Gli eroi proseguono la missione zigzagando nella neve durissima tra
scogli affioranti e faggi schiantati fino a raggiungere in mezz'ora
lo stupendo poggio di Ivine Vodice, 1250 metri. La casupola, orientata
verso il mare, sorge al limite di un incredibile radura sospesa; un
bosco d'alto fusto con finalmente un buon innevamento la sovrasta a
nord, lasciando ben sperare per il proseguo della "gita".
Il tempo di scaricare il materiale da bivacco e ci innalziamo decisi
nel bosco verso il limite di cresta, trecento metri più in alto;
appena raggiunta la sommità, il terreno si apre in un incredibile
scenario di gelo, elevazioni e doline dipingono uno sterminato oceano
ghiacciato. I rampant non tengono, il vento è fortissimo. Dopo
un paio di maldestri tentativi di proseguire sci ai piedi decidiamo
di indossare i ramponi, assicurando gli sci a delle sporgenze rocciose
per non trovare sorprese al ritorno. In posizione da equilibrista, aggrappato
ad un mugo sotto un vento spaziale, mi accorgo felice che ho i ramponi
regolati sui Koflach da neve e non sui Dachstain da sci-alpinismo...E'
bello tirar fuori senza guanti cacciavite e pinza per regolare viti
e bulloni in quella simpatica posizione, ma è giusto pagare le
proprie mancanze; il Fox, severo ma giusto, se la ride nel vento coi
suoi ramponi attacco rapido.
Finalmente, petto all'alpe, ci avventuriamo nel nostro himalaya costiero,
dove enormi dune gelate si alternano a profondi e candidi avvallamenti.
Alle 14 in punto raggiungiamo l'irreale croce di vetta incrostata di
ghiaccio: il vento è improvvisamente calato quasi a lasciarci
una finestra di pace per fotografare quel momento.

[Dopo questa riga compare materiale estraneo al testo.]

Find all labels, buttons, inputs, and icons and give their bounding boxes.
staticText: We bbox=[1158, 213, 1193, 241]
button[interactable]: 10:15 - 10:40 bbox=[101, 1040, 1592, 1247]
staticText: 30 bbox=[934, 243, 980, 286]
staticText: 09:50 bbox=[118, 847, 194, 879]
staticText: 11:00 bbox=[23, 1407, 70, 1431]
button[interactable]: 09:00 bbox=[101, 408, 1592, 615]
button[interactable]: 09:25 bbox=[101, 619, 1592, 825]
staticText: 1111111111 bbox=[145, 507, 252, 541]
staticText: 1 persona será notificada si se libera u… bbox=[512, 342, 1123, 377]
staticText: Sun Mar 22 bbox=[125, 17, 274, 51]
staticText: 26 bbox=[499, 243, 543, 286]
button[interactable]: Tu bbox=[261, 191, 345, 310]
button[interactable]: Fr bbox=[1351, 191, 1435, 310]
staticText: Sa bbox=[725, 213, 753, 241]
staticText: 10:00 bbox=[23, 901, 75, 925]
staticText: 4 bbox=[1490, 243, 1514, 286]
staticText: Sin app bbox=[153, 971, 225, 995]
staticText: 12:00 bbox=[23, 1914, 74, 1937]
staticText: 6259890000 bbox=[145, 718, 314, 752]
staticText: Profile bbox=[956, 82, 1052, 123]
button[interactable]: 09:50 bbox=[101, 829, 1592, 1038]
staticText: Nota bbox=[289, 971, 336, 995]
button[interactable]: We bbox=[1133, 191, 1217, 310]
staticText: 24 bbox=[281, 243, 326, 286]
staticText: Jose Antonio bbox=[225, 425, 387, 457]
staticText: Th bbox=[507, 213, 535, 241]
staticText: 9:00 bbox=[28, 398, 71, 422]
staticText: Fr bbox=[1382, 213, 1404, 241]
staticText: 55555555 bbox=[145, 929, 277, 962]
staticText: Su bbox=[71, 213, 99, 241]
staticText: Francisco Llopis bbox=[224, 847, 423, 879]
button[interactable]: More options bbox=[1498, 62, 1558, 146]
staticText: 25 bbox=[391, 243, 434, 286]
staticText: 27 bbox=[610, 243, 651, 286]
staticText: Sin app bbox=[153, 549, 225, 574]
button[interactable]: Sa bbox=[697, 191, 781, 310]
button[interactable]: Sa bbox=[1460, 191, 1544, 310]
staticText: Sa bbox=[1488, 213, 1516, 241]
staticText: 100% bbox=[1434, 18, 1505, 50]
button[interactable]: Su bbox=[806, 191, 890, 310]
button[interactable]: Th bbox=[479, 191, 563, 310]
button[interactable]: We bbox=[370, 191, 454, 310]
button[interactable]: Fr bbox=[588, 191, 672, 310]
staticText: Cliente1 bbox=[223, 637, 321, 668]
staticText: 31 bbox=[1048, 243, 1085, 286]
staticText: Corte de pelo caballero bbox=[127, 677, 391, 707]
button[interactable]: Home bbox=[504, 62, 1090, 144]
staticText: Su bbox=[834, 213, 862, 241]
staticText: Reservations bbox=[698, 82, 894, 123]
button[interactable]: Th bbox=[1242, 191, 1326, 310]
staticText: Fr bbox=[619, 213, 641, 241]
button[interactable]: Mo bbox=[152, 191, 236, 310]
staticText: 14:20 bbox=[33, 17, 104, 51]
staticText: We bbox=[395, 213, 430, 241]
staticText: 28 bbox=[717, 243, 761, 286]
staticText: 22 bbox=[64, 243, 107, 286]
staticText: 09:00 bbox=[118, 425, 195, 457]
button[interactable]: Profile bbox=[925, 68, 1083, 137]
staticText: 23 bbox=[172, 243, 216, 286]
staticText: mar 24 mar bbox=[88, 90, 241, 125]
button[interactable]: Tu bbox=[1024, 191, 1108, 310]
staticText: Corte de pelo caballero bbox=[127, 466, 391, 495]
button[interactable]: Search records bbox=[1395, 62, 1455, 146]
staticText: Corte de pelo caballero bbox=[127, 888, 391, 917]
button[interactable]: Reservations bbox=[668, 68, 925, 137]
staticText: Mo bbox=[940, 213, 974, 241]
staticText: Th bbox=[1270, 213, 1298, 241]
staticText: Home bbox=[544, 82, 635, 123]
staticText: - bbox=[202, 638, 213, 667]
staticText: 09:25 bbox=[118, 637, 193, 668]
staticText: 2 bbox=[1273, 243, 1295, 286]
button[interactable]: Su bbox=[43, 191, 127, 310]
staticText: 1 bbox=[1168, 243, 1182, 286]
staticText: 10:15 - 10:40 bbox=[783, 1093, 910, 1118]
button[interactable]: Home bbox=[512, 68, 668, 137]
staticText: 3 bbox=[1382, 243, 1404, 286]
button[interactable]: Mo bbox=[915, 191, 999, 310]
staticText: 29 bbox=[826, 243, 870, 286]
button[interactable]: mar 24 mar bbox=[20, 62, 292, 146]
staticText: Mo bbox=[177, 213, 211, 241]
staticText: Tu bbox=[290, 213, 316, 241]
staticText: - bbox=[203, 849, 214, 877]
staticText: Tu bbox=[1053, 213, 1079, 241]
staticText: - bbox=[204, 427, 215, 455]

Il panorama si perde verso la Lika, steppa indistinta di neve dai tratti
decisamente siberiani, il lontano Dinara, appena velato da nubi striate,
Zara, le isole e la linea d'orizzonte, le magiche dita rocciose di Tulove
Grede. L'ultima edizione della carta Smand dice chiaramente che siamo
circondati per due terzi da zone minate, tristi storie recenti dicono
che questa cima, per la sua importanza morale e strategica, fu a lungo
contesa tra serbi di Kraijna e croati che avevano la loro postazione
fissa più vicina proprio a Ivine Vodice.
Noi piantiamo l'ideale bandiera Vulkan, multicolore e apartitica, simbolo
di convivenza e amicizia, sotto forma di un autoscatto in prossimità
della croce, mentre una nube, isolata e altissima, prende improvvisamente
i dalmati connotati del volto presidenziale indicandoci con benevolenza
la via del ritorno.
Sveto Brdo in invernale, 13 -14 febbraio 2003;
avvicinamento a piedi fino a q.1100, sci fino a quota 1500, ramponi
gli ultimi 350 metri, dislivello + -1850 metri c.a., sviluppo km 40,
2 giorni, 1° giorno tempo 8h in salita, 1h 40' in discesa, km 25,
pernotto a Ivine Vodice, 2° giorno 2h 50' in discesa, km 15.